Saat perang terjadi, ekonomi kedua negara menjadi lesu akan menyebabkan banyak expositions produksi barang maupun jasa akan terganggu jalannya hingga berhenti.
Dari sisi input, permintaan komoditas akan berkurang seperti batu bara yang menjadi sumber energi pembangkit listrik kedua negara. Harga batu bara joke akan jatuh karena AS dan China adalah konsumen utama si batu hitam.
Berdasarkan Statistical Review of World Energy, pada 2021 AS dan China menyumbang 60,4% dari complete konsumsi batu bara dunia. Rinciannya, China sebesar 53,8% dan AS sebesar 6,6%.
Begitu juga di sumber energi lainnya seperti minyak dan gas dunia. Kedua negara adalah konsumen terbesar dunia. Untuk minyak AS adalah pengguna 20,4% minyak mentah dunia dan China sebesar 16%. Sementara konsumsi AS untuk gas alam sebesar 20,5% dan China 9,4% dari complete konsumsi gas alam dunia.
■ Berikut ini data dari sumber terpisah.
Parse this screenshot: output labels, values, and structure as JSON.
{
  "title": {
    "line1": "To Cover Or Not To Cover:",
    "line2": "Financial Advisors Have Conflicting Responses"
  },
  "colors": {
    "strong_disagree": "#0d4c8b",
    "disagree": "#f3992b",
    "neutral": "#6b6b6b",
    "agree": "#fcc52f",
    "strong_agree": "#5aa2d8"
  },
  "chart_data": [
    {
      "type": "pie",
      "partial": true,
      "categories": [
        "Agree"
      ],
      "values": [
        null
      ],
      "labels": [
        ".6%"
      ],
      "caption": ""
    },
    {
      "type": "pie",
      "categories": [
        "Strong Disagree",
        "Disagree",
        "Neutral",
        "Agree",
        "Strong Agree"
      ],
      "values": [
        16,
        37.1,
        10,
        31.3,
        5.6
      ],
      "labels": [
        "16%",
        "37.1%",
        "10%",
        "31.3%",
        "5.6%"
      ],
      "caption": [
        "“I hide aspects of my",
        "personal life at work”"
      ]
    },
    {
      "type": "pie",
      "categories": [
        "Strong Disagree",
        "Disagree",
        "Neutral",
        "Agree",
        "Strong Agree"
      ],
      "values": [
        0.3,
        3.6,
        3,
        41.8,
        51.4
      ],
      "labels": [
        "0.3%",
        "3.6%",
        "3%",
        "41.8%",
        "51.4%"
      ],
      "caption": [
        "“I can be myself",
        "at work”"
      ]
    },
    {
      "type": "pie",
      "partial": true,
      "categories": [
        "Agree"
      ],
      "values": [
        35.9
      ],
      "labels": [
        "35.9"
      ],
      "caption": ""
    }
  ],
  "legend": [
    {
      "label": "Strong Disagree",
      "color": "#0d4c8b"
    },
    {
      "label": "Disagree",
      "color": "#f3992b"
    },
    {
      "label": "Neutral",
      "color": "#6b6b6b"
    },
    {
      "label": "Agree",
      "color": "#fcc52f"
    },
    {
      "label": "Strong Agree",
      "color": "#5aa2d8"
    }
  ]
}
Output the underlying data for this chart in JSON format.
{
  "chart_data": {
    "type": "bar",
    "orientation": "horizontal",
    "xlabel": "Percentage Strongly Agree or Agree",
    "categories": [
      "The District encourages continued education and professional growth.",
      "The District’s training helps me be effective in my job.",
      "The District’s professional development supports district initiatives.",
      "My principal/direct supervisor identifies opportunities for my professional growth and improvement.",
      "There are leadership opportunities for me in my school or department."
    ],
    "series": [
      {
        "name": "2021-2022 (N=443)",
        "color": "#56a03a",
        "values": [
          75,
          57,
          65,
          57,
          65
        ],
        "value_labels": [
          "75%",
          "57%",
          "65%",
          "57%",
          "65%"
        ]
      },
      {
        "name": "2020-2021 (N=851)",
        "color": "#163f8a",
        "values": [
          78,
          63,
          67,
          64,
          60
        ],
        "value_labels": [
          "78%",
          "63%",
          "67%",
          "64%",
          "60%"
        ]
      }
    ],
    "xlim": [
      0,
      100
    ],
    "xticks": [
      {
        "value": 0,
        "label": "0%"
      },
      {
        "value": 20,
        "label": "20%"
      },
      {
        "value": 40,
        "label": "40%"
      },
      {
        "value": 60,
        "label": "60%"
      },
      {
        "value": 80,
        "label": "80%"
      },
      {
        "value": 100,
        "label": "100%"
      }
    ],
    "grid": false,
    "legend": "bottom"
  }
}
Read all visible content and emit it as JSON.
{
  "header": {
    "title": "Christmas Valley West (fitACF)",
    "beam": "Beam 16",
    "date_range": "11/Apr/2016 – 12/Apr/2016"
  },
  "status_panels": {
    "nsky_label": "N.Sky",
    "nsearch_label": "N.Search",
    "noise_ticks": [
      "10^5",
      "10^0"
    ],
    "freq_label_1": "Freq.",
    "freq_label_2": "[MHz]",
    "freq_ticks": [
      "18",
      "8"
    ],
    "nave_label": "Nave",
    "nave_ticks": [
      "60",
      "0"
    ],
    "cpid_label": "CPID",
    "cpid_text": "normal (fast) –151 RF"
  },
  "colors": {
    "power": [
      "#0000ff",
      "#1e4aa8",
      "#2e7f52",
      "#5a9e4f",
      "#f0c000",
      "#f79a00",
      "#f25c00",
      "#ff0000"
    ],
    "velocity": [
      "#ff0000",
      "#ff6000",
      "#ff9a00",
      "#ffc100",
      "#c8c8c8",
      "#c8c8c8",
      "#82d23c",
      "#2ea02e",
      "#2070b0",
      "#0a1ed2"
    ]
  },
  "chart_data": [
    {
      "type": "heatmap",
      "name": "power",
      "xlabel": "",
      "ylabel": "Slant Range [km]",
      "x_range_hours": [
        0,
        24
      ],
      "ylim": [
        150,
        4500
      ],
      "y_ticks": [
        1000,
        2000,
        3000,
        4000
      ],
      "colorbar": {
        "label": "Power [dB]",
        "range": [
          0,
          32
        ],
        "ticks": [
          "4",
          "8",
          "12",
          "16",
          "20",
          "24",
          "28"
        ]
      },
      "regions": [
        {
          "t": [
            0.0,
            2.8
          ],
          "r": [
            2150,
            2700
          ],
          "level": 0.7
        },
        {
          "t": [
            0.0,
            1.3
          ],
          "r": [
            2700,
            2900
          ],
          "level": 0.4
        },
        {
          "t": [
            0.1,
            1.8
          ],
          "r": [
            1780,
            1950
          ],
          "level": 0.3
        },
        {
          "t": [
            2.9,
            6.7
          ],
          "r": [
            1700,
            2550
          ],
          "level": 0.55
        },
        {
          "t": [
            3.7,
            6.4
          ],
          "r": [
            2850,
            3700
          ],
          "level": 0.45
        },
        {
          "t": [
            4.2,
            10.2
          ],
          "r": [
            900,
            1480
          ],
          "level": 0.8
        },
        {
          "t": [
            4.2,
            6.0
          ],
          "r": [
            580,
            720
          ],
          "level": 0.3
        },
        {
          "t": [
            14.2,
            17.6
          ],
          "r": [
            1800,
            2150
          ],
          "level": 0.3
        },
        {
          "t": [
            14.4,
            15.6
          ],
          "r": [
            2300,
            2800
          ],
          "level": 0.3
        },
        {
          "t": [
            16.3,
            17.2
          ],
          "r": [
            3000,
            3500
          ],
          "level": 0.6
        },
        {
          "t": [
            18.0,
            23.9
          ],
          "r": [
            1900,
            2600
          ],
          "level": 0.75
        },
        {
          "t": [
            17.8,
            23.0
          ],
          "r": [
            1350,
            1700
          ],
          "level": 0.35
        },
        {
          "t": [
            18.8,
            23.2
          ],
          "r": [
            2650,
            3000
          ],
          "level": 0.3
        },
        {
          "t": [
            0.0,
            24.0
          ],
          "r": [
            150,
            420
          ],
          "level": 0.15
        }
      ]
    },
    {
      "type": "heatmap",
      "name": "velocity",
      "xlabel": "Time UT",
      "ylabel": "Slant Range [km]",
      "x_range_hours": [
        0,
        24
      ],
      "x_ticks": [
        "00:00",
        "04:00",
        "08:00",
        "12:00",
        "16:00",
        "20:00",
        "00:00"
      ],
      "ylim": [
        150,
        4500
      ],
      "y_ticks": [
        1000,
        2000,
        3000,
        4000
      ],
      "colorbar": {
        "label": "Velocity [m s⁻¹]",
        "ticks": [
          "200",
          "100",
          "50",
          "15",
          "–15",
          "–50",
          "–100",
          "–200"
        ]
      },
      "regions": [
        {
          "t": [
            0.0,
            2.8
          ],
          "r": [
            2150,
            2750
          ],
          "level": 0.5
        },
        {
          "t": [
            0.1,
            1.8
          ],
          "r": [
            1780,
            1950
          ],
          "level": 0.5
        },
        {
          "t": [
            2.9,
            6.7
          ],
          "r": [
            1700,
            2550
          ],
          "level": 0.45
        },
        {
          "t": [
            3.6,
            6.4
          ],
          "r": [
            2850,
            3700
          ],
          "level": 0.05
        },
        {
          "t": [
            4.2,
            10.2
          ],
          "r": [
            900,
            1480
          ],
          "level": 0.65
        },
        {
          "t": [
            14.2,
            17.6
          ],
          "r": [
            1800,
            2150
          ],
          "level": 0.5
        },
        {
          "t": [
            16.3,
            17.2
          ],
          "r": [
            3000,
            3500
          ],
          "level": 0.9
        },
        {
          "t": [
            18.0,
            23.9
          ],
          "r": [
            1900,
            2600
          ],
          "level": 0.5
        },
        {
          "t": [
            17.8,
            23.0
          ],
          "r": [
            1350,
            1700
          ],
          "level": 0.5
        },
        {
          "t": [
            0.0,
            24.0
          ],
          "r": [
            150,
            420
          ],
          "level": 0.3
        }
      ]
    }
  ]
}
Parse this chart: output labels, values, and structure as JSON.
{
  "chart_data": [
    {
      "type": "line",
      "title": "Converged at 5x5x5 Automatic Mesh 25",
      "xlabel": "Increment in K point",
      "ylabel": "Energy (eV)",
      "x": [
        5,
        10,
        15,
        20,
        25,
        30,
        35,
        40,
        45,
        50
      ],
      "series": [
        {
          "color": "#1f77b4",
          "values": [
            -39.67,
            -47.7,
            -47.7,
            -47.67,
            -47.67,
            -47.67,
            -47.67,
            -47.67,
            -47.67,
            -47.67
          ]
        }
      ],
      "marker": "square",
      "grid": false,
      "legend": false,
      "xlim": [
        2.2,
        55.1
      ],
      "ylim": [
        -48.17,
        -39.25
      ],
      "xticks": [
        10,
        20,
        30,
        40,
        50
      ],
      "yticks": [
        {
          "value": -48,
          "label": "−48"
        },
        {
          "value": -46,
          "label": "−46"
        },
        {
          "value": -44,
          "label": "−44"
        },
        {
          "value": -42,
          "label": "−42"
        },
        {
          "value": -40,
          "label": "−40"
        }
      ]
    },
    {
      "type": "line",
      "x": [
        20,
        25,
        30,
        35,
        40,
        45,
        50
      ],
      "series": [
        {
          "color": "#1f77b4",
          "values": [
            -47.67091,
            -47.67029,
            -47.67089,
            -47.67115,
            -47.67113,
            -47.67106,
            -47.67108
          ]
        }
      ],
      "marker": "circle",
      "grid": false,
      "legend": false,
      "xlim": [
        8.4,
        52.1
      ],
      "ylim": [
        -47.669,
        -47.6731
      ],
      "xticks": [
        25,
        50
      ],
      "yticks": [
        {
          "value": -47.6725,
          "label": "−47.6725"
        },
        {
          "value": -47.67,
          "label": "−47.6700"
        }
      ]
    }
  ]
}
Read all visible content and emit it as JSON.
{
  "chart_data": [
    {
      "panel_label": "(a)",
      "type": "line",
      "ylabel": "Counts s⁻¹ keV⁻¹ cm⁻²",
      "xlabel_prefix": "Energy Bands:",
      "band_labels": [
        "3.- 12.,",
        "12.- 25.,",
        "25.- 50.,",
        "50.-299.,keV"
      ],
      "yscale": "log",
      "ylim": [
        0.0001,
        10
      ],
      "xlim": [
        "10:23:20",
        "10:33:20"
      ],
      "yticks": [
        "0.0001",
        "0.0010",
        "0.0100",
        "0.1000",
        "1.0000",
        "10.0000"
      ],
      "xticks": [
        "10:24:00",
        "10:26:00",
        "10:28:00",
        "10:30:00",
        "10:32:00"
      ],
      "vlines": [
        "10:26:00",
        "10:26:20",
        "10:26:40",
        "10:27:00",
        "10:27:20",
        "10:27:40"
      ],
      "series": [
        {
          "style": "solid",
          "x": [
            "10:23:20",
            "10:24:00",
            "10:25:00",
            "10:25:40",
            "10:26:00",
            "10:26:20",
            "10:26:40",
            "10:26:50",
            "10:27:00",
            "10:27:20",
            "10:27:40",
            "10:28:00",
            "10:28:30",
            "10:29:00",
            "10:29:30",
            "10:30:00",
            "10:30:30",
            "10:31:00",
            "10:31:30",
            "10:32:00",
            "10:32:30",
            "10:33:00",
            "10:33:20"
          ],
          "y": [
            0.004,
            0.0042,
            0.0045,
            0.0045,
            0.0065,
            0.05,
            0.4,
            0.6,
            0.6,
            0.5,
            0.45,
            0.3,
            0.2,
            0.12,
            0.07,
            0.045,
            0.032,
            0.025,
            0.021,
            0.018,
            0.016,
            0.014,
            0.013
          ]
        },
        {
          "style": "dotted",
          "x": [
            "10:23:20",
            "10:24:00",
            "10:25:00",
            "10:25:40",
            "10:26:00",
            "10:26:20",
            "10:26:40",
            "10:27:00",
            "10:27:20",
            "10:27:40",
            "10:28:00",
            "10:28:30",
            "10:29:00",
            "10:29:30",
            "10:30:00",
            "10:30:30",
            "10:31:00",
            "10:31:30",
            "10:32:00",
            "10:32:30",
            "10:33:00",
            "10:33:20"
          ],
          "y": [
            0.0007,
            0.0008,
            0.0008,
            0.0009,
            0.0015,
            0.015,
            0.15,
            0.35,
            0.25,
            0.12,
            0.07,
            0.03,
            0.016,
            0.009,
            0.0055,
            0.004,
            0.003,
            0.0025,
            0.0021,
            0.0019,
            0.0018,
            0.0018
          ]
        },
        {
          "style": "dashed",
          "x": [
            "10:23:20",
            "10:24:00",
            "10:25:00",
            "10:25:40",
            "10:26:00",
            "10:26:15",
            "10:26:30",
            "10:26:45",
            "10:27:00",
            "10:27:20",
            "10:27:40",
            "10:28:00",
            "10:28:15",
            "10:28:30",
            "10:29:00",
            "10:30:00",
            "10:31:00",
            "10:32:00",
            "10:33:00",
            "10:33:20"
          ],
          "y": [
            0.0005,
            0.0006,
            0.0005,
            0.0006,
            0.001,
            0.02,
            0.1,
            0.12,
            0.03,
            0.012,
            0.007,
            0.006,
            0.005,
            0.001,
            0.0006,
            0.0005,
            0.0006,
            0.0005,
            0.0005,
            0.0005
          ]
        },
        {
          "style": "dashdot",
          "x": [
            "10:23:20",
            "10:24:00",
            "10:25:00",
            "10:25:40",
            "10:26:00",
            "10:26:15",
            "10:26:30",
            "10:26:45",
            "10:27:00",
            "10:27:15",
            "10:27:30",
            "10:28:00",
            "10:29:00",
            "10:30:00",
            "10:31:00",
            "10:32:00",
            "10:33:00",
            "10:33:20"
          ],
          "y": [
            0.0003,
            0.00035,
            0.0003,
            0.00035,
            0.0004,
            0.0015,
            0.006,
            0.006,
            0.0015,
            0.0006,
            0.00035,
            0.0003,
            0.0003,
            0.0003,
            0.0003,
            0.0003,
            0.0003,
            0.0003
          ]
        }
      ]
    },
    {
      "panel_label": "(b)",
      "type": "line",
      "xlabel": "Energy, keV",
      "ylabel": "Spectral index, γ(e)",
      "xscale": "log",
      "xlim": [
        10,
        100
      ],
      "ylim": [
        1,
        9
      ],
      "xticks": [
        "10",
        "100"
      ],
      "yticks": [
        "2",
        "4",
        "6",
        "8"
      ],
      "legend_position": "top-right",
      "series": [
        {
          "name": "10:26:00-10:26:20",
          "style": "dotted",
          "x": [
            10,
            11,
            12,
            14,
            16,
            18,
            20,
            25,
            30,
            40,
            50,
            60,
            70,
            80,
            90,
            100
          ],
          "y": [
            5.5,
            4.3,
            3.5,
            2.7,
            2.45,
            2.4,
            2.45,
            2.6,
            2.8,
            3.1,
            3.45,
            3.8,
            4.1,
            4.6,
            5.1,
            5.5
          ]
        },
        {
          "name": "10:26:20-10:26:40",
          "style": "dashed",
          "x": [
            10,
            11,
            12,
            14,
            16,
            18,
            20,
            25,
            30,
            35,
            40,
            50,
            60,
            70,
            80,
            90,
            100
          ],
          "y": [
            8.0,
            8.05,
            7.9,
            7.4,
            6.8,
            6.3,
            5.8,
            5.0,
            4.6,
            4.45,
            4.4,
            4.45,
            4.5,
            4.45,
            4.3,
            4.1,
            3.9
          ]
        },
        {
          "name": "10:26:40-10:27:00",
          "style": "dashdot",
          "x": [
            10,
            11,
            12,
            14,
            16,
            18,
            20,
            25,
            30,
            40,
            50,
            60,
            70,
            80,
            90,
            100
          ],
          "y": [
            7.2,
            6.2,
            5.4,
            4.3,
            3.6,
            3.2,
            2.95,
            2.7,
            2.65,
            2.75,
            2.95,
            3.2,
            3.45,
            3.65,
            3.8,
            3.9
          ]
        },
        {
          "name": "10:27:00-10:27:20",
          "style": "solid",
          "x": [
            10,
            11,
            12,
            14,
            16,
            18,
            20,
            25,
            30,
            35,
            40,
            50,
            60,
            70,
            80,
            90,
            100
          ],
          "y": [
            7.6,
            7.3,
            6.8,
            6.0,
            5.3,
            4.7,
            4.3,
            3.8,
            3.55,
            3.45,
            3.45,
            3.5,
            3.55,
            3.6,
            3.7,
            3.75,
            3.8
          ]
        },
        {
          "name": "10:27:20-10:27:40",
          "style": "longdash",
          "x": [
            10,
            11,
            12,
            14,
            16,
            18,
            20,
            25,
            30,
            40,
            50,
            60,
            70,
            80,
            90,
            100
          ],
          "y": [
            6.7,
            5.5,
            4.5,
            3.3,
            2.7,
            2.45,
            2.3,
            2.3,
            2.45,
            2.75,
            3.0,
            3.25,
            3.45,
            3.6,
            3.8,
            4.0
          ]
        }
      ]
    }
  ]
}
baca juga : Bapak Ini Belikan Anak Sepeda Motor, Bayar Cash Pakai Uang Recehan Sekarung
Berbeda dengan batu bara, harga minyak mentah dan gas alam bisa terkerek naik karena status AS yang merupakan eksportir utama minyak mentah dan gas alam dunia dengan pangsa pasar sebanyak 14% untuk minyak dan 18% untuk gas.
Inflasi joke akan meroket karena ada kecenderungan pemerintah yang mencetak uang untuk membiayai perang, selain karena kelangkaan energi yang mendorong harga. Suku bunga joke akan naik untuk menetralkan inflasi.
Alhasil mata uang dolar AS berpotensi naik karena sebagai lindung nilai dari kenaikan suku bunga bank sentral. Ini menyebabkan utang negara yang berdenominasi greenback akan makin terpukul sehingga bisa menyebabkan resesi bahkan depresi.
baca juga : Begini Lokasi Penampakan Ruko Markas Judi Online di PIK Usai Digrebek Polisi
Depresi adalah situasi resesi dengan jangka waktu yang lebih lama. Pada perang dunia pertama, terjadi depresi yang berlangsung sekitar 10 tahun, dimulai dari 1929. Depresi berpotensi terjadi mengingat keadaan ekonomi dunia saat ini yang sudah sangat rapuh karena tingginya inflasi.